Меч князя Буй-тура (СИ) - Пахомов Николай Анатольевич. Страница 34
— Крестную…
— Да-да, — подхватил хан подсказку Всеволода Святославича, — крестную клятву они часто нарушают.
— Ну, не то чтобы часто, однако бывает… — не совсем соглашаясь с ханом, уточнил Всеволод. — А где того не бывает?
— У нас, — кичливо изрек Роман Каич.
— Да брось ты, хан, — с откровенным недоверием к словам Романа Каича усмехнулся курский и трубчевский князь. — У вас, как и у нас, не все и не всегда держат клятвы. Впрочем, если крестное целование тебя не устраивает, то, может быть, подойдет тогда клятва на мече, — подсказал Всеволод, полушутя, полусерьезно; при этом лик его по-прежнему был строг, хоть икону пиши. — Эта клятва древняя, — пояснил он, устраняя последние сомнения у хана и «забывая» при этом сказать, что со времен крещения Руси таким способом соблюдения верности слову уже никто не пользовался. — На мечах клялись русские князья еще со времен Олега Вещего и Святослава Великого, когда ходили походами на Царьград. Меч — символ воинской чести. А честь — она везде честь.

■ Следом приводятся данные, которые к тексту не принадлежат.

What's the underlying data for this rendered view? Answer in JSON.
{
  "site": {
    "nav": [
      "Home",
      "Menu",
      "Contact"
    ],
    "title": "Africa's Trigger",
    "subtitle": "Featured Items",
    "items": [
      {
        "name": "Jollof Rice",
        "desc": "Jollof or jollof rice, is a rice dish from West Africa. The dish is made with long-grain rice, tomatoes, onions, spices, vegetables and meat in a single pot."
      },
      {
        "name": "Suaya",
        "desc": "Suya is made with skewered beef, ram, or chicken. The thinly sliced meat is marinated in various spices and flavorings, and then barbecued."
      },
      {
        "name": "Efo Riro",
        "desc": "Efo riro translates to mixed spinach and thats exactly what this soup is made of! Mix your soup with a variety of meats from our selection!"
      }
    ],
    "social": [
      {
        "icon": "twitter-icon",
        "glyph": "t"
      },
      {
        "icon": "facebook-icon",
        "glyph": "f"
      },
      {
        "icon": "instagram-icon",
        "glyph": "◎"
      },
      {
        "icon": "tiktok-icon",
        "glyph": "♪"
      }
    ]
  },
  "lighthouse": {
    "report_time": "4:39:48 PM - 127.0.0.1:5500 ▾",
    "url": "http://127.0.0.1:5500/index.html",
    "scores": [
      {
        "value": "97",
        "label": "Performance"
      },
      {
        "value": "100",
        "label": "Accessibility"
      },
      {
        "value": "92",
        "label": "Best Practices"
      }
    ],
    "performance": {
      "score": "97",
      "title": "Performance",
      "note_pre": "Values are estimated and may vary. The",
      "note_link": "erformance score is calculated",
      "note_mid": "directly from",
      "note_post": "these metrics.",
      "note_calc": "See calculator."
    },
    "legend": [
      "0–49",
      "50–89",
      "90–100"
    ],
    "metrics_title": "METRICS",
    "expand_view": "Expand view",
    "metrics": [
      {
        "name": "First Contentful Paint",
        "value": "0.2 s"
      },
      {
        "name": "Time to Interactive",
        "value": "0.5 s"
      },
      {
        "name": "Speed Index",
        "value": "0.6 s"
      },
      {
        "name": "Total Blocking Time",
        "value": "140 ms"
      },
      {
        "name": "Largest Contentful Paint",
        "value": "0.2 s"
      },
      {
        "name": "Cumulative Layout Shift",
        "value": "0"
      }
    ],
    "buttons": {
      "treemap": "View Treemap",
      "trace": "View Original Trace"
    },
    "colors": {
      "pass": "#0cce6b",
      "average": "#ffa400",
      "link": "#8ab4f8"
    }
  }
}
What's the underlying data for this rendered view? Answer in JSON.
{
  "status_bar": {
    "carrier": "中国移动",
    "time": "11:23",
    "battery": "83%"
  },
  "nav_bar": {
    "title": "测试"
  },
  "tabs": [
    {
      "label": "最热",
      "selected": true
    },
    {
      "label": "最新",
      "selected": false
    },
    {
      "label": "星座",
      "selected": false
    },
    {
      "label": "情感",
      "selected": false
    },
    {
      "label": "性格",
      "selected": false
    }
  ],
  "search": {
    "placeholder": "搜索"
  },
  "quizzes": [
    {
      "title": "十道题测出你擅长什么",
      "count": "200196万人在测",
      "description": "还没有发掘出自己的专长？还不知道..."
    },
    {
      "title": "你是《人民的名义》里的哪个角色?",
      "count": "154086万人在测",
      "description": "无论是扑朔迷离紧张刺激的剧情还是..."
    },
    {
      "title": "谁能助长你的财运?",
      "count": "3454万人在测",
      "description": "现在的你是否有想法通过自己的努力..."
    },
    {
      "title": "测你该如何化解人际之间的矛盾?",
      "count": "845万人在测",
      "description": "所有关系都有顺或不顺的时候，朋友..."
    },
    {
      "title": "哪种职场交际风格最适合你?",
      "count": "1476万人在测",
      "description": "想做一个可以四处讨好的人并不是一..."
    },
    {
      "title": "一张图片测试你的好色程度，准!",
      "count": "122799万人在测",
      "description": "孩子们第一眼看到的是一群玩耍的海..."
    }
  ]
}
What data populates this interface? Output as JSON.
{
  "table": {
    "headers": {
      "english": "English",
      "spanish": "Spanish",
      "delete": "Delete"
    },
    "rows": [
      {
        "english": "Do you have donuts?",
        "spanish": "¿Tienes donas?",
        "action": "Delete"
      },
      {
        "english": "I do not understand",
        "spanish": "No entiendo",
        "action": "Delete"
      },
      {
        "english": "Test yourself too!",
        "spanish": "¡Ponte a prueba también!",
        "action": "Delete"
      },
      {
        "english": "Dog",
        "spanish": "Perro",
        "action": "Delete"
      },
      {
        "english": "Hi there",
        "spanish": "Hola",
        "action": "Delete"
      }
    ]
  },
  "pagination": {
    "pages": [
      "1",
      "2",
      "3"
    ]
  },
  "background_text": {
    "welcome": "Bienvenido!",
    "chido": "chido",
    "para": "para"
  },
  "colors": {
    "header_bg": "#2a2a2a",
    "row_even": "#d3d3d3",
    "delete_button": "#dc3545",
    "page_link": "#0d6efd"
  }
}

— Да-да, давай, на мече, — ухватился за подсказку хан, не чувствуя тут никакой хитрой уловки русского князя, для которого такая клятва по большому счету силы не имела, но могла дать в его руки сам меч, следовательно, некую уже силу. — Конечно, на мече! Клянись на мече, батыр.
— Можно… только меча-то у меня и нет, — развел руками курский и трубчевский князь, лицедействуя.
— Найдем, — засмеялся с язвинкой превосходства хан. — Мои воины после той сечи много русских мечей подобрали. Любой дадим!
— Но нужен не просто любой меч, а мой, княжеский, меч, — продолжил игру Всеволод. — Только на нем клятва силу имеет.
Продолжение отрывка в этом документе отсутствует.